Can it be a sine wave?

Alright, I’m doing a project requires manchester biphase in sine wave form. Is there a way I can modify the library below to make the wave produced be sine as compared to square?

http://mchr3k.github.io/arduino-libs-manchester/

I'm just guessing... Maybe in theory, but in practice, I doubt it...

In real-world data communication, the waveforms can look analog-like because it's hard to transmit a perfect square-wave or pulse over a distance, but digitally you are normally generating-transmitting and receiving-reconstructing digital pulses.

Certainly, you can easily "calculate" a sine wave in software...

Is this something for software-only, or are you trying to make something like a MODEM? If you want to make a MODEM, look-up how it's been done before.

  • Manchester coding is a digital concept.

  • The regular Arduino doesn't have a digital-to-analog converter built-in so it can't generate a sine wave signal (i.e. a voltage waveform) without additional software.

  • You can't represent a true-continuous sine wave as digital data in software because a continuous wave requires an infinite number of points. Nyquist theory says you need a sample rate of at least twice the frequency or sample rate in order to sample the continuous analog waveform (analog-to-digital) and to reconstruct the continuous analog waveform (digital-to-analog).

  • In the digital domain, I'm not sure how much 'frequency-resolution" you want, but you'd need at least 10 times the data rate (i.e. 10 sample points per sine cycle) to get anything that "looks like" a stair-stepped approximation of a sine wave. If you only care about the analog output and you don't need anything close to a sine wave in the digital domain, you can probably get closer to the Nyquist limit.

  • You also need a number of bits to represent each sample's amplitude (i.e. 8-bit or 16-bits or more).

...The sample-rate and bit-depth requirements mean that you'd need at least 16-bits to represent one bit (one pulse-cycle). That is, if each transmitted/received bit is represented by many bits, your processor has to handle a LOT more data, which could mean slower data rates or it might require a more powerful processor.

DVDdoug:
I'm just guessing... Maybe in theory, but in practice, I doubt it...

In real-world data communication, the waveforms can look analog-like because it's hard to transmit a perfect square-wave or pulse over a distance, but digitally you are normally generating-transmitting and receiving-reconstructing digital pulses.

Certainly, you can easily "calculate" a sine wave in software...

Is this something for software-only, or are you trying to make something like a MODEM? If you want to make a MODEM, look-up how it's been done before.

  • Manchester coding is a digital concept.

  • The regular Arduino doesn't have a digital-to-analog converter built-in so it can't generate a sine wave signal (i.e. a voltage waveform) without additional software.

  • You can't represent a true-continuous sine wave as digital data in software because a continuous wave requires an infinite number of points.
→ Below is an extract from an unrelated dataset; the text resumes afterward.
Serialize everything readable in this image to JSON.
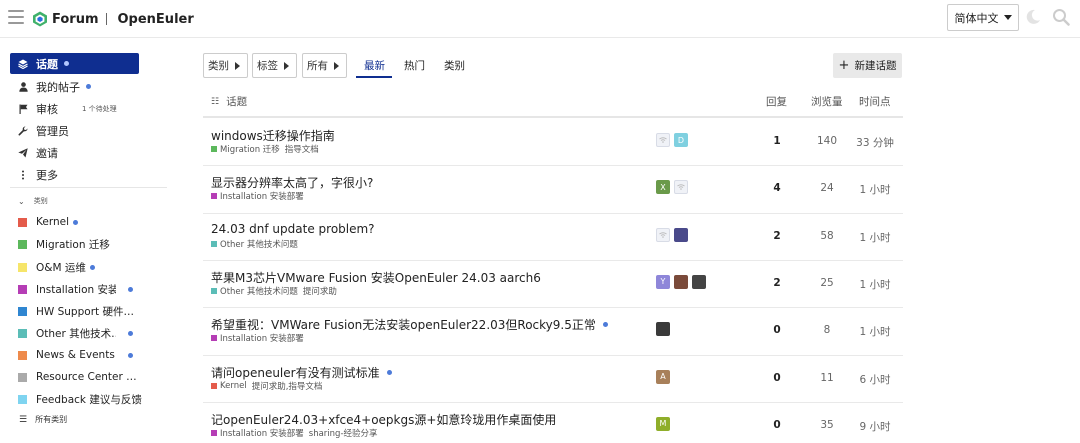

Nyquist theory says you need a sample rate of at least twice the frequency or sample rate in order to sample the continuous analog waveform (analog-to-digital) and to reconstruct the continuous analog waveform (digital-to-analog).
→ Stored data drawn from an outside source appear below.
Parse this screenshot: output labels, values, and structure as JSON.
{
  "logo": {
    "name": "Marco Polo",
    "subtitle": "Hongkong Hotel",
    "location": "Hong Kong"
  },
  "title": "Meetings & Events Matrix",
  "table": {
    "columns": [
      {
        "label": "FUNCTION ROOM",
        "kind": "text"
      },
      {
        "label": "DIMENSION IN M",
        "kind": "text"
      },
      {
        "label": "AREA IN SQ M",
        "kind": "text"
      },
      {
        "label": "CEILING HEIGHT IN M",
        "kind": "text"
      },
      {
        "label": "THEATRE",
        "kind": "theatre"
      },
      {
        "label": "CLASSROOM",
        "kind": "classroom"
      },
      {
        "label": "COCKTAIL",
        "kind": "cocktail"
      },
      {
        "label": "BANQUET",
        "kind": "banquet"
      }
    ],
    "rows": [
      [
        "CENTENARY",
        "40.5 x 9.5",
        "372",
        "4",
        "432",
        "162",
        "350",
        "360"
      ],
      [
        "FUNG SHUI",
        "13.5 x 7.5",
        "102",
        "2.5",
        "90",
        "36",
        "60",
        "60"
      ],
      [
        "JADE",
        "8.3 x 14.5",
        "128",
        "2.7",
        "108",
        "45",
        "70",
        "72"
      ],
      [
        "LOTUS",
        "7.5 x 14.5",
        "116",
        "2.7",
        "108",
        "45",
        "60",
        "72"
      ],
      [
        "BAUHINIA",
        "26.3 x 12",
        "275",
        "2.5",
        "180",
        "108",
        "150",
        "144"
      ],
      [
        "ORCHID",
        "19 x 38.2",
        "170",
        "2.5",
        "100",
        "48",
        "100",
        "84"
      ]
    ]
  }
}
  • In the digital domain, I'm not sure how much 'frequency-resolution" you want, but you'd need at least 10 times the data rate (i.e. 10 sample points per sine cycle) to get anything that "looks like" a stair-stepped approximation of a sine wave. If you only care about the analog output and you don't need anything close to a sine wave in the digital domain, you can probably get closer to the Nyquist limit.

  • You also need a number of bits to represent each sample's amplitude (i.e. 8-bit or 16-bits or more).

...The sample-rate and bit-depth requirements mean that you'd need at least 16-bits to represent one bit (one pulse-cycle). That is, if each transmitted/received bit is represented by many bits, your processor has to handle a LOT more data, which could mean slower data rates or it might require a more powerful processor.

I know the project is unusual, but its the the way I prefer to run te system. Basically, I'm using the biphase to control an animatronic and I'm going to be storing the biphase as audio. In order for me to square it back after it being recorded, it needs to be a sine wave to work well.

I'm a bit drunk so I didn't manage to read it all but with some capacitor (and resistor?) how could there be a problem to generate smooth voltage wave close to what you need? The capacitor (and resistor?) value may be application dependent but still you can try different capacitance and see if it work or not. As far as I know the problem usually is signal is not enough square-wave (with slow change in voltage level). If you need smooth wave it should be possible to convert the generated square wave to something-like-sine wave with external passive "hardware".

Many 1970's era computers had a cassette tape interface. What you're doing is not very different. Have a look around. Generally, for recording, a digital pulse train was low pass filtered (usually with an op amp filter) and reduced in amplitude before being sent to the tape deck.